Le phosphore est un élément chimique essentiel à la vie. Un apport inadéquat en phosphore ralentit la croissance des plantes et en diminue le rendement. Au cours de leur période de croissance, les plantes absorbent le phosphore présent dans le sol, qui est par la suite retiré des champs au moment de la récolte des cultures. C'est pourquoi de l'engrais contenant des composés de phosphore est souvent ajouté au sol.
Toutefois, l'engrais phosphaté qui n'est pas absorbé par les plantes au cours de la campagne agricole demeure dans le sol et peut se lier encore plus fortement au sol que l'engrais fraîchement épandu. La disponibilité du « phosphore résiduel » pour les plantes est encore une énigme.

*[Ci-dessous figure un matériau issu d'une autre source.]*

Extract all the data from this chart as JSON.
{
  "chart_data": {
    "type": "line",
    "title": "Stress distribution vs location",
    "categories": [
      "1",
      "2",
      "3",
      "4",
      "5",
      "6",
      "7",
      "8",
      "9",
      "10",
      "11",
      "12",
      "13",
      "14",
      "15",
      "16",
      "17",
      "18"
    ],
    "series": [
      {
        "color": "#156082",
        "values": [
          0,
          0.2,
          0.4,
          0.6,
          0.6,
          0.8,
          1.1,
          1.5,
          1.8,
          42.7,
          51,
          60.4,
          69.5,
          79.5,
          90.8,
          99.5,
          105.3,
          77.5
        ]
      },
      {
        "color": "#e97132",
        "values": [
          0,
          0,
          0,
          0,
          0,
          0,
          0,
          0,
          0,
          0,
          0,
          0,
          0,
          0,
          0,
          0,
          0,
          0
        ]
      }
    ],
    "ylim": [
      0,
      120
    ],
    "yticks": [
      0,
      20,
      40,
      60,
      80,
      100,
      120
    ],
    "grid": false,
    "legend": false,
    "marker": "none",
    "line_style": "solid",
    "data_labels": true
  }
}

Comme il est fortement lié au sol, il est possible que les analyses de la présence du phosphore dans le sol ne permettent pas de le détecter. Ces analyses servent à mesurer la teneur en phosphore inorganique facilement assimilable en vue de déterminer les besoins en engrais. Les chercheurs d'Agriculture et Agroalimentaire Canada (AAC) mènent des études sur le phosphore résiduel aux quatre coins du Canada dans le cadre d'un projet sur le phosphore dirigé par Noura Ziadi, Ph. D., au Centre de recherches d'AAC à Sainte-Foy.

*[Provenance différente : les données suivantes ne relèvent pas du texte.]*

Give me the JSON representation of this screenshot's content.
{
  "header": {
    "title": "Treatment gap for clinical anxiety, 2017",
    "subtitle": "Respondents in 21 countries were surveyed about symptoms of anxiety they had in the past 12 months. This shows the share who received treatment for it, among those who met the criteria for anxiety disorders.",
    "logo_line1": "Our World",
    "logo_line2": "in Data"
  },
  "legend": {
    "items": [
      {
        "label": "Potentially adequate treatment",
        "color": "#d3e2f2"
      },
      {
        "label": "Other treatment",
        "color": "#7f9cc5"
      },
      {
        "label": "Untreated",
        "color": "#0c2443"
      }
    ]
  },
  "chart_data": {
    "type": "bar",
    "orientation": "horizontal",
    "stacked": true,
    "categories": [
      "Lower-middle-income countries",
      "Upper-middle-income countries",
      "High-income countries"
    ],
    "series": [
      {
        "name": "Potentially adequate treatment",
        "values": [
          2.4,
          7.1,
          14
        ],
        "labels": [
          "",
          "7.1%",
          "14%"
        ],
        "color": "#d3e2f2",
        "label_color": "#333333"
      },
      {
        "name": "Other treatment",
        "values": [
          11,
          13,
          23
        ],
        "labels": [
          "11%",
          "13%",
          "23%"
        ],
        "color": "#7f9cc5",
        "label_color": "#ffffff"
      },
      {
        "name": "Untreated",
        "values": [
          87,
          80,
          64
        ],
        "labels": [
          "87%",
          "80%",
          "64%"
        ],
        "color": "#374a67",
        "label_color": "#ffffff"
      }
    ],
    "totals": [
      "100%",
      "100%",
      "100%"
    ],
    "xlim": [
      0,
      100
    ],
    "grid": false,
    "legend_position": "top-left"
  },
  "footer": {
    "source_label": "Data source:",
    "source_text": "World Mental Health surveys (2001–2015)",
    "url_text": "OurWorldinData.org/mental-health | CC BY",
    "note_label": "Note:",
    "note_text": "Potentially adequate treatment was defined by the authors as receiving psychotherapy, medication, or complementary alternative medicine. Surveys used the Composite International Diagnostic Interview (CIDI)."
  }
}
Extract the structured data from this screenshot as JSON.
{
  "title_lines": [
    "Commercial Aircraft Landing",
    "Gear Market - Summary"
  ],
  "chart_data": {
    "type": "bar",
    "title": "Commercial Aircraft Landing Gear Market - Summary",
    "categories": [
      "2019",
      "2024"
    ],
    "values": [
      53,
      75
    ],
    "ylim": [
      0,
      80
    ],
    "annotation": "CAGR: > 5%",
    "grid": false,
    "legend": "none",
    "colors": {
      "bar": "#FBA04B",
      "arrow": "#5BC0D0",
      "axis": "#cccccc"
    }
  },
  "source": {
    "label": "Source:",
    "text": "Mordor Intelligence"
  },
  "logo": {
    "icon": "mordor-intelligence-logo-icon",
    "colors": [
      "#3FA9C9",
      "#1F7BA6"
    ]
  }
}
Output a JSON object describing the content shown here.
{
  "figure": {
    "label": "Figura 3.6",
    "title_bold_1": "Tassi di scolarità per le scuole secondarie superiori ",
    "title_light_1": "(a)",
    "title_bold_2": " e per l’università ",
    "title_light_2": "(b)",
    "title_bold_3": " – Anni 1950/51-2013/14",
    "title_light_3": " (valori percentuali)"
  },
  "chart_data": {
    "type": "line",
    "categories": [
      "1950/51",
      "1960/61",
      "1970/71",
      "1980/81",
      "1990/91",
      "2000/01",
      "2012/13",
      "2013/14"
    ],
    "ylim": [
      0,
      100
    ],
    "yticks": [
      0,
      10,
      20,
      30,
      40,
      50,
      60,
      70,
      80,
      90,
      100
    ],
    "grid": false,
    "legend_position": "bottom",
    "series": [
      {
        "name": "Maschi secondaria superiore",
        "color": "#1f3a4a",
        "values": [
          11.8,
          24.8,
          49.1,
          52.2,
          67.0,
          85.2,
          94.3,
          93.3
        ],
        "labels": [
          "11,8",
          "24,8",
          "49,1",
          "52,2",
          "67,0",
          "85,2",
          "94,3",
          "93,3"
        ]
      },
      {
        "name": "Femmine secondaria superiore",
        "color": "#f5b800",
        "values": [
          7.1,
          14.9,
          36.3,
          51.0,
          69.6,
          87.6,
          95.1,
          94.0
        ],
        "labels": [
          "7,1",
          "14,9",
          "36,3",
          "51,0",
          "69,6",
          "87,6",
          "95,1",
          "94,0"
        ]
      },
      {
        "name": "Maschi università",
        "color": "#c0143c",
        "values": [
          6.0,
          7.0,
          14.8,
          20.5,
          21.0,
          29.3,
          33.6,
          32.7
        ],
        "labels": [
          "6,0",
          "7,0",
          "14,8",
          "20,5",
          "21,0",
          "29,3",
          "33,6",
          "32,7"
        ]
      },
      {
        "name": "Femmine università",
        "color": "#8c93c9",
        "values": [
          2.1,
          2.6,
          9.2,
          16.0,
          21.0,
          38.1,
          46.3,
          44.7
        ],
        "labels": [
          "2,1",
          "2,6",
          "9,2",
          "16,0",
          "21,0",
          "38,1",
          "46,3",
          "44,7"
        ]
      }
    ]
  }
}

« La disponibilité des parcelles à long terme est essentielle à l'étude des nouveaux problèmes qui surviennent, comme la surapplication possible d'engrais phosphatés. Bien que nous sachions que les plantes n'absorbent pas l'entière quantité d'engrais épandue, nous ne savons pas comment les composés de phosphore contenus dans le sol interagissent avec les autres éléments du sol, les microbes et les plantes au fil du temps. » déclare Barbara Cade-Menun, Ph. D., chercheure scientifique, Agriculture et Agroalimentaire Canada
Barbara Cade-Menun, Ph. D., du Centre de recherches sur l'agriculture des prairies semi-arides (CRAPSA), à Swift Current (Saskatchewan) dirige l'une des études du projet sur le phosphore. Les membres de son équipe mènent des études sur un ensemble de parcelles agricoles établies en 1967. Jusqu'en 1995, on a ajouté à ces parcelles des engrais phosphatés et azotés. Par la suite, chaque parcelle a été divisée en deux; une seule partie reçoit maintenant un apport en phosphore. Les chercheurs peuvent ainsi étudier de façon contrôlée les effets à long terme du phosphore résiduel.

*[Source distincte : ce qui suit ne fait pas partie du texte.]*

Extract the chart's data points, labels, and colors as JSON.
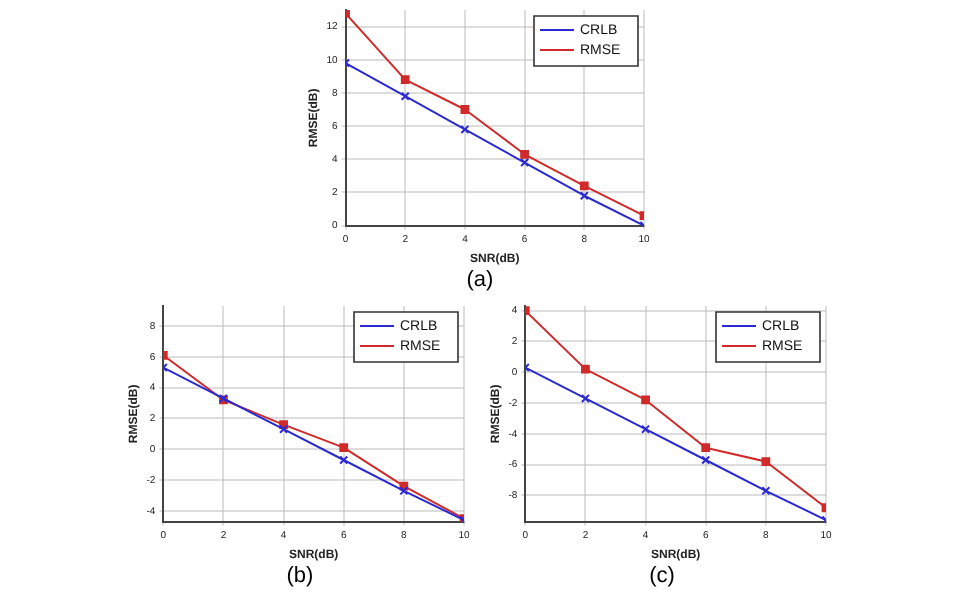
{
  "chart_data": [
    {
      "type": "line",
      "xlabel": "SNR(dB)",
      "ylabel": "RMSE(dB)",
      "x": [
        0,
        2,
        4,
        6,
        8,
        10
      ],
      "xlim": [
        0,
        10
      ],
      "xticks": [
        0,
        2,
        4,
        6,
        8,
        10
      ],
      "ylim": [
        0,
        13
      ],
      "yticks": [
        0,
        2,
        4,
        6,
        8,
        10,
        12
      ],
      "grid": true,
      "legend": "top right",
      "annotations": [
        "(a)"
      ],
      "series": [
        {
          "name": "CRLB",
          "color": "#2a2ad0",
          "marker": "cross",
          "values": [
            9.8,
            7.8,
            5.8,
            3.8,
            1.8,
            0
          ]
        },
        {
          "name": "RMSE",
          "color": "#d02a2a",
          "marker": "square",
          "values": [
            12.8,
            8.8,
            7.0,
            4.3,
            2.4,
            0.6
          ]
        }
      ]
    },
    {
      "type": "line",
      "xlabel": "SNR(dB)",
      "ylabel": "RMSE(dB)",
      "x": [
        0,
        2,
        4,
        6,
        8,
        10
      ],
      "xlim": [
        0,
        10
      ],
      "xticks": [
        0,
        2,
        4,
        6,
        8,
        10
      ],
      "ylim": [
        -4.7,
        9.3
      ],
      "yticks": [
        -4,
        -2,
        0,
        2,
        4,
        6,
        8
      ],
      "grid": true,
      "legend": "top right",
      "annotations": [
        "(b)"
      ],
      "series": [
        {
          "name": "CRLB",
          "color": "#2a2ad0",
          "marker": "cross",
          "values": [
            5.3,
            3.3,
            1.3,
            -0.7,
            -2.7,
            -4.6
          ]
        },
        {
          "name": "RMSE",
          "color": "#d02a2a",
          "marker": "square",
          "values": [
            6.1,
            3.2,
            1.6,
            0.1,
            -2.4,
            -4.5
          ]
        }
      ]
    },
    {
      "type": "line",
      "xlabel": "SNR(dB)",
      "ylabel": "RMSE(dB)",
      "x": [
        0,
        2,
        4,
        6,
        8,
        10
      ],
      "xlim": [
        0,
        10
      ],
      "xticks": [
        0,
        2,
        4,
        6,
        8,
        10
      ],
      "ylim": [
        -9.7,
        4.3
      ],
      "yticks": [
        -8,
        -6,
        -4,
        -2,
        0,
        2,
        4
      ],
      "grid": true,
      "legend": "top right",
      "annotations": [
        "(c)"
      ],
      "series": [
        {
          "name": "CRLB",
          "color": "#2a2ad0",
          "marker": "cross",
          "values": [
            0.3,
            -1.7,
            -3.7,
            -5.7,
            -7.7,
            -9.6
          ]
        },
        {
          "name": "RMSE",
          "color": "#d02a2a",
          "marker": "square",
          "values": [
            4.0,
            0.2,
            -1.8,
            -4.9,
            -5.8,
            -8.8
          ]
        }
      ]
    }
  ]
}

La croissance des plants de blé sur les parcelles sans apport en phosphore a grandement surpris les chercheurs. Bien que les analyses du sol révèlent de très faibles teneurs en phosphore pour ces parcelles, leur rendement et la concentration en phosphore des grains étient identiques à ceux des parcelles fertilisées.Les plants non fertilisés ont pu absorber le phosphore résiduel ainsi que le phosphore provenant d'autres sources comme le phosphore organique des matières végétales en décomposition.
Cette étude devra être reproduite avec d'autres cultures dans d'autres types de sol et de conditions environnementales. Les résultats enregistrés suggèrent toutefois que les producteurs pourraient redéfinir leur utilisation de l'engrais phosphaté. L'absorption par les plantes du phosphore se trouvant déjà dans le sol permettrait aux producteurs de réaliser des économies et réduirait les risques de perte de phosphore dans les plans d'eau avoisinants.
Le Centre des sciences structurelles de la Saskatchewan de l'Université de la Saskatchewan et le Centre canadien de rayonnement synchrotron ont contribué aux travaux de Mme Cade-Menun.
Les principales découvertes
- Pendant une période de 15 ans (1995-2010), le rendement des plants de blé des parcelles du CRAPSA n’ayant pas reçu d’apport en phosphore était identique à celui des plants fertilisés.
- Ces plants ont pu absorber le phosphore résiduel accumulé dans le sol, ce qui remet en question les idées reçues concernant l’apport en engrais additionnel.